Best way to source tombstone

Trying to capture tombstone information. What is the best way to enter this in RootsMagic?

One way would be to use the tombstone as a source for stuff such as birth or death dates, and in some cases marriage dates. I don’t know what other information you get from a tombstone outside of kids first names, maybe some military information from the brass plaques. The tombstone is more of a source for information that you probably already have. There is even a Findagrave source template out there which can be loaded into RM. It would seem that the information you ‘capture’ from the tombstone mostly has a fact that it can be applied to, except for maybe transcriptions which could be added to the burial fact notes or something like that.

You can obviously use a tombstone as a source for whatever information it contains - birth, death, marriage, etc. And it implicitly is a source for burial information, with the caveat that sometimes a stone doesn’t actually represent where a person is buried.

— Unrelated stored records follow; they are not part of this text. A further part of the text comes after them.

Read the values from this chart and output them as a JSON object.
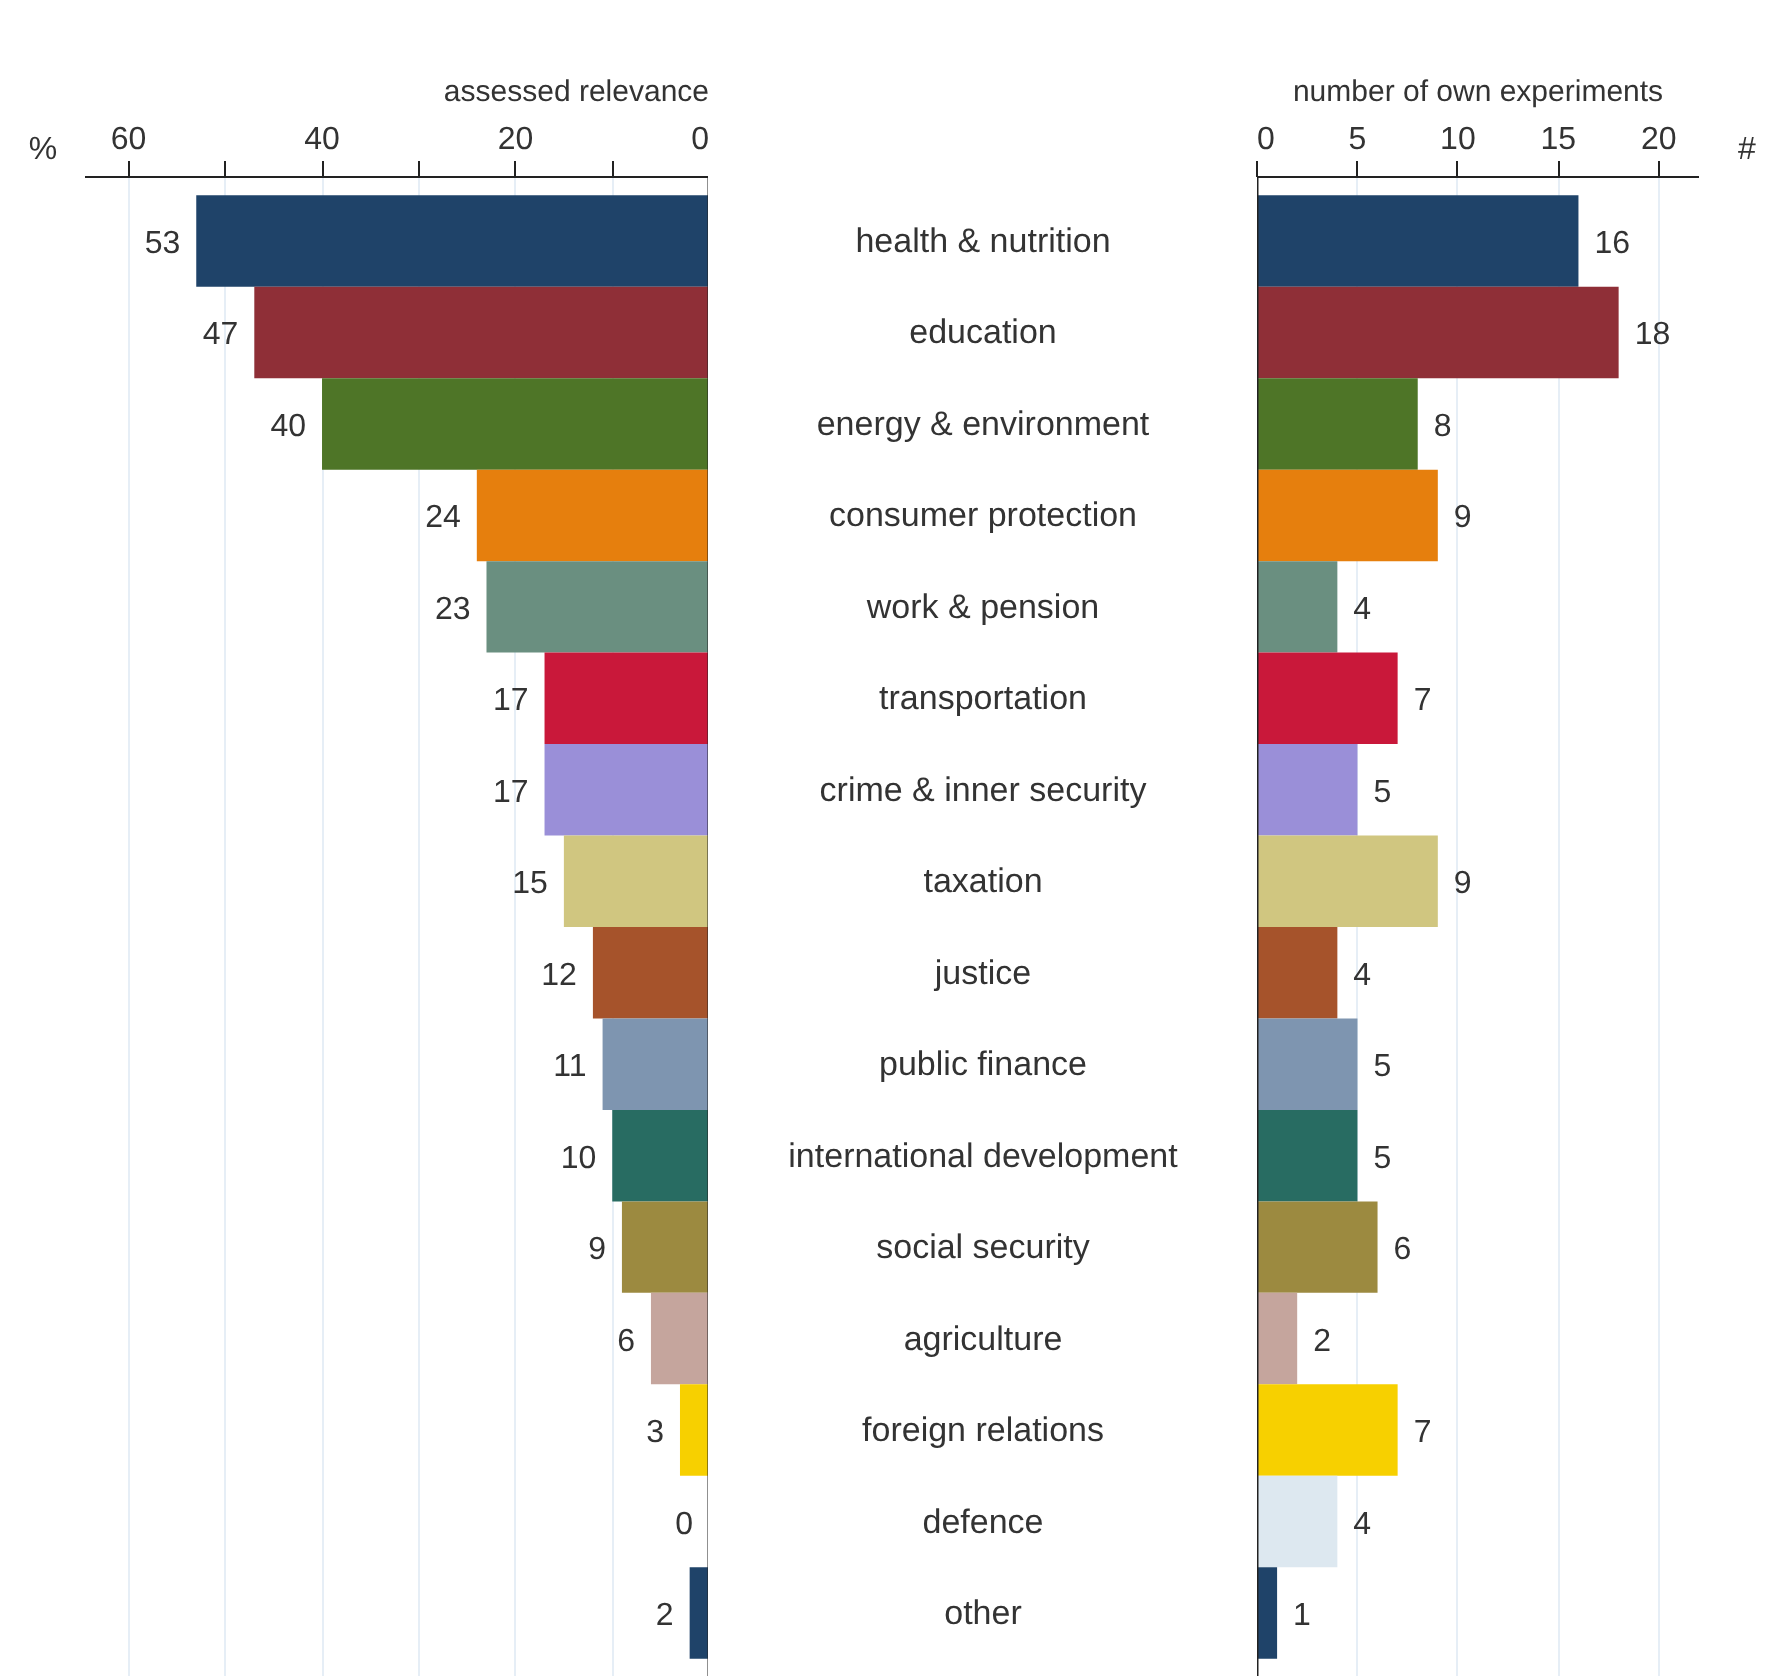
{
  "chart_data": [
    {
      "type": "bar",
      "orientation": "horizontal",
      "title": "assessed relevance",
      "xlabel": "%",
      "categories": [
        "health & nutrition",
        "education",
        "energy & environment",
        "consumer protection",
        "work & pension",
        "transportation",
        "crime & inner security",
        "taxation",
        "justice",
        "public finance",
        "international development",
        "social security",
        "agriculture",
        "foreign relations",
        "defence",
        "other"
      ],
      "values": [
        53,
        47,
        40,
        24,
        23,
        17,
        17,
        15,
        12,
        11,
        10,
        9,
        6,
        3,
        0,
        2
      ],
      "colors": [
        "#1f4369",
        "#8f2f37",
        "#4e7527",
        "#e67f0d",
        "#6a8f80",
        "#c9183a",
        "#9a8fd8",
        "#d0c680",
        "#a6532b",
        "#7e95b0",
        "#286c62",
        "#9c8a40",
        "#c5a59d",
        "#f7d000",
        "#dde8f0",
        "#1f4369"
      ],
      "xlim": [
        64.5,
        0
      ],
      "xticks": [
        0,
        {
          "value": 10,
          "label": null
        },
        20,
        {
          "value": 30,
          "label": null
        },
        40,
        {
          "value": 50,
          "label": null
        },
        60
      ],
      "grid": "x",
      "data_labels": true
    },
    {
      "type": "bar",
      "orientation": "horizontal",
      "title": "number of own experiments",
      "xlabel": "#",
      "categories": [
        null,
        null,
        null,
        null,
        null,
        null,
        null,
        null,
        null,
        null,
        null,
        null,
        null,
        null,
        null,
        null
      ],
      "values": [
        16,
        18,
        8,
        9,
        4,
        7,
        5,
        9,
        4,
        5,
        5,
        6,
        2,
        7,
        4,
        1
      ],
      "colors": [
        "#1f4369",
        "#8f2f37",
        "#4e7527",
        "#e67f0d",
        "#6a8f80",
        "#c9183a",
        "#9a8fd8",
        "#d0c680",
        "#a6532b",
        "#7e95b0",
        "#286c62",
        "#9c8a40",
        "#c5a59d",
        "#f7d000",
        "#dde8f0",
        "#1f4369"
      ],
      "xlim": [
        0,
        22
      ],
      "xticks": [
        0,
        5,
        10,
        15,
        20
      ],
      "tick_labels": "x",
      "grid": "x",
      "data_labels": true
    }
  ]
}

A transcription of the tombstone can also be entered as a note into the Burial fact or entered as a note into its own fact type. For example, I have a Burial Inscription fact type. As a separate fact type, I can easily choose to include it or not in reports or in GEDCOM, etc.

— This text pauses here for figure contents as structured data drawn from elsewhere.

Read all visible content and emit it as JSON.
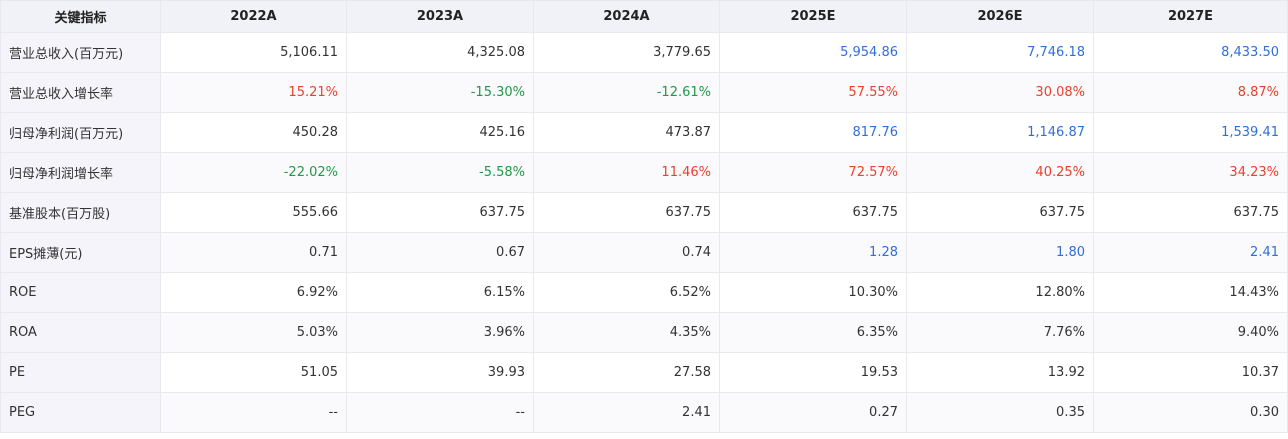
{
  "table": {
    "header_label": "关键指标",
    "columns": [
      "2022A",
      "2023A",
      "2024A",
      "2025E",
      "2026E",
      "2027E"
    ],
    "colors": {
      "normal": "#333333",
      "forecast": "#2f6fdc",
      "positive": "#e9412b",
      "negative": "#1f9a48"
    },
    "rows": [
      {
        "label": "营业总收入(百万元)",
        "cells": [
          {
            "v": "5,106.11",
            "tone": "normal"
          },
          {
            "v": "4,325.08",
            "tone": "normal"
          },
          {
            "v": "3,779.65",
            "tone": "normal"
          },
          {
            "v": "5,954.86",
            "tone": "forecast"
          },
          {
            "v": "7,746.18",
            "tone": "forecast"
          },
          {
            "v": "8,433.50",
            "tone": "forecast"
          }
        ]
      },
      {
        "label": "营业总收入增长率",
        "cells": [
          {
            "v": "15.21%",
            "tone": "up"
          },
          {
            "v": "-15.30%",
            "tone": "down"
          },
          {
            "v": "-12.61%",
            "tone": "down"
          },
          {
            "v": "57.55%",
            "tone": "up"
          },
          {
            "v": "30.08%",
            "tone": "up"
          },
          {
            "v": "8.87%",
            "tone": "up"
          }
        ]
      },
      {
        "label": "归母净利润(百万元)",
        "cells": [
          {
            "v": "450.28",
            "tone": "normal"
          },
          {
            "v": "425.16",
            "tone": "normal"
          },
          {
            "v": "473.87",
            "tone": "normal"
          },
          {
            "v": "817.76",
            "tone": "forecast"
          },
          {
            "v": "1,146.87",
            "tone": "forecast"
          },
          {
            "v": "1,539.41",
            "tone": "forecast"
          }
        ]
      },
      {
        "label": "归母净利润增长率",
        "cells": [
          {
            "v": "-22.02%",
            "tone": "down"
          },
          {
            "v": "-5.58%",
            "tone": "down"
          },
          {
            "v": "11.46%",
            "tone": "up"
          },
          {
            "v": "72.57%",
            "tone": "up"
          },
          {
            "v": "40.25%",
            "tone": "up"
          },
          {
            "v": "34.23%",
            "tone": "up"
          }
        ]
      },
      {
        "label": "基准股本(百万股)",
        "cells": [
          {
            "v": "555.66",
            "tone": "normal"
          },
          {
            "v": "637.75",
            "tone": "normal"
          },
          {
            "v": "637.75",
            "tone": "normal"
          },
          {
            "v": "637.75",
            "tone": "normal"
          },
          {
            "v": "637.75",
            "tone": "normal"
          },
          {
            "v": "637.75",
            "tone": "normal"
          }
        ]
      },
      {
        "label": "EPS摊薄(元)",
        "cells": [
          {
            "v": "0.71",
            "tone": "normal"
          },
          {
            "v": "0.67",
            "tone": "normal"
          },
          {
            "v": "0.74",
            "tone": "normal"
          },
          {
            "v": "1.28",
            "tone": "forecast"
          },
          {
            "v": "1.80",
            "tone": "forecast"
          },
          {
            "v": "2.41",
            "tone": "forecast"
          }
        ]
      },
      {
        "label": "ROE",
        "cells": [
          {
            "v": "6.92%",
            "tone": "normal"
          },
          {
            "v": "6.15%",
            "tone": "normal"
          },
          {
            "v": "6.52%",
            "tone": "normal"
          },
          {
            "v": "10.30%",
            "tone": "normal"
          },
          {
            "v": "12.80%",
            "tone": "normal"
          },
          {
            "v": "14.43%",
            "tone": "normal"
          }
        ]
      },
      {
        "label": "ROA",
        "cells": [
          {
            "v": "5.03%",
            "tone": "normal"
          },
          {
            "v": "3.96%",
            "tone": "normal"
          },
          {
            "v": "4.35%",
            "tone": "normal"
          },
          {
            "v": "6.35%",
            "tone": "normal"
          },
          {
            "v": "7.76%",
            "tone": "normal"
          },
          {
            "v": "9.40%",
            "tone": "normal"
          }
        ]
      },
      {
        "label": "PE",
        "cells": [
          {
            "v": "51.05",
            "tone": "normal"
          },
          {
            "v": "39.93",
            "tone": "normal"
          },
          {
            "v": "27.58",
            "tone": "normal"
          },
          {
            "v": "19.53",
            "tone": "normal"
          },
          {
            "v": "13.92",
            "tone": "normal"
          },
          {
            "v": "10.37",
            "tone": "normal"
          }
        ]
      },
      {
        "label": "PEG",
        "cells": [
          {
            "v": "--",
            "tone": "normal"
          },
          {
            "v": "--",
            "tone": "normal"
          },
          {
            "v": "2.41",
            "tone": "normal"
          },
          {
            "v": "0.27",
            "tone": "normal"
          },
          {
            "v": "0.35",
            "tone": "normal"
          },
          {
            "v": "0.30",
            "tone": "normal"
          }
        ]
      }
    ]
  }
}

Thanks. I appreciate your good information.

One more caveat is that a tombstone sometimes isn’t a tombstone at all, but rather is some sort of memorial or historical marker. I have two ancestors who were Revolutionary War soldiers and where the D.A.R. placed a memorial marker for them in a cemetery. Now everybody seems to think that those two men were buried where their memorial marker was placed, when in fact they were not buried in that cemetery at all.

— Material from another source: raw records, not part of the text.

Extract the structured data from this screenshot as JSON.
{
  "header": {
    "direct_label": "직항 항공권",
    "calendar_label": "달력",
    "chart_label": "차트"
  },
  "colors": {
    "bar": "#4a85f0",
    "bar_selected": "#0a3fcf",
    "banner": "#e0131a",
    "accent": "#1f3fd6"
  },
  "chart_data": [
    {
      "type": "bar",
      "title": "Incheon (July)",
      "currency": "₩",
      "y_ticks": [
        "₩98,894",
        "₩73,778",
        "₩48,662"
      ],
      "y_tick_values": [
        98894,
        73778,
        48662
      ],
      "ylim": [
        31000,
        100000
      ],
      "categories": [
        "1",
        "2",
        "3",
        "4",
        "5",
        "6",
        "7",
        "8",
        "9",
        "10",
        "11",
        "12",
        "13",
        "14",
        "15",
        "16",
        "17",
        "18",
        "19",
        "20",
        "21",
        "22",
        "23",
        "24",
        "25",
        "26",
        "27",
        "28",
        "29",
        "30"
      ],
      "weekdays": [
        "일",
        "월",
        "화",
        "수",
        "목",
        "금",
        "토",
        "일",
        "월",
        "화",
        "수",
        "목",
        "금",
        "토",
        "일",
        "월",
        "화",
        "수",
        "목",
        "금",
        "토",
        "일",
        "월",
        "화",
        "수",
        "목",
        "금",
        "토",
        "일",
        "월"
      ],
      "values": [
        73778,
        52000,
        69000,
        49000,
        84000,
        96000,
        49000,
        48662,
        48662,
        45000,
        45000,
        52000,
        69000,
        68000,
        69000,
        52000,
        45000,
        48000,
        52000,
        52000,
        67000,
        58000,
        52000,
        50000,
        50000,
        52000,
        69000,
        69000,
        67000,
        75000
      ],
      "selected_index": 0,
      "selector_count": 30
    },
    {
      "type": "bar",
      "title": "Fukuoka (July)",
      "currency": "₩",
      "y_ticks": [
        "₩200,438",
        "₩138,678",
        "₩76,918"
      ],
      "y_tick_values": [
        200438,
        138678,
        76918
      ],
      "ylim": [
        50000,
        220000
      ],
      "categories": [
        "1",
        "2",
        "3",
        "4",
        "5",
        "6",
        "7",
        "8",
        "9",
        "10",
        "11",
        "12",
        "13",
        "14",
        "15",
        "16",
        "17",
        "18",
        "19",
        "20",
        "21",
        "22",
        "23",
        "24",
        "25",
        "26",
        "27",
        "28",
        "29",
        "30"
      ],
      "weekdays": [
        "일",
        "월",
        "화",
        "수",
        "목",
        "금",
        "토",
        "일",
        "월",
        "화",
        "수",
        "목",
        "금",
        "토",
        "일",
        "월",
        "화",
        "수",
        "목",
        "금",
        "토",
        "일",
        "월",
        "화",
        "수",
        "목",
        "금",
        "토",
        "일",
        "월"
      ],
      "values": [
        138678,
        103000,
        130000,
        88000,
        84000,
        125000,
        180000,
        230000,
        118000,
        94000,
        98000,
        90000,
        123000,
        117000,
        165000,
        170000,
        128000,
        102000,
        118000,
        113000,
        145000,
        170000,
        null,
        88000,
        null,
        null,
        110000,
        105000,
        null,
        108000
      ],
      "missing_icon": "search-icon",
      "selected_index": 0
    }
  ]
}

To make matters even worse, the information about the death date for each man is off by several years on each of their respective memorial markers. Now those markers have become incorrect sources for each man’s death date.

@kecarlso the source should point to however you learned about the cemetery marker. This could be:

  • email exchanges with a cemetery office
  • an online profile from a website like Billiongraves or Find a Grave
  • an unindexed image of a card catalog card from that cemetery’s office, that ended up in a local historical society collection
  • yourself happening upon the stone while strolling through a cemetery
  • a scribbled note about the funeral and burial that someone uploaded to their tree on Ancestry without any details about this note–and the person who uploaded this, lets say, is now unfortunately deceased.

If you place all these source-types aside now, your database profile for this person might have separate facts that you, the database creator, made for this person’s birth, death and burial. Now let’s say this cemetery stone has an image on Find a Grave, and that image shows a date of birth, and a death date, and some other things i.e. “wife of” or whatever.

The name of the game is basically to ring-out, by tagging in the database, as much as you can for each source you have on hand. So back to the Find a Grave photograph example, you might be able to tag that one single source to: birth, death, burial and the marriage to whomever, the latter based on the “wife of” text seen in the inscription—but the source found for a 3x5 card in the cemetery’s old records, now at the historical society or wherever, might only be “tagable” if you will, to the burial “fact” created by the database creator for this person.

Hopefully that’s somewhat clearer than mud, but there you have it. Cheers!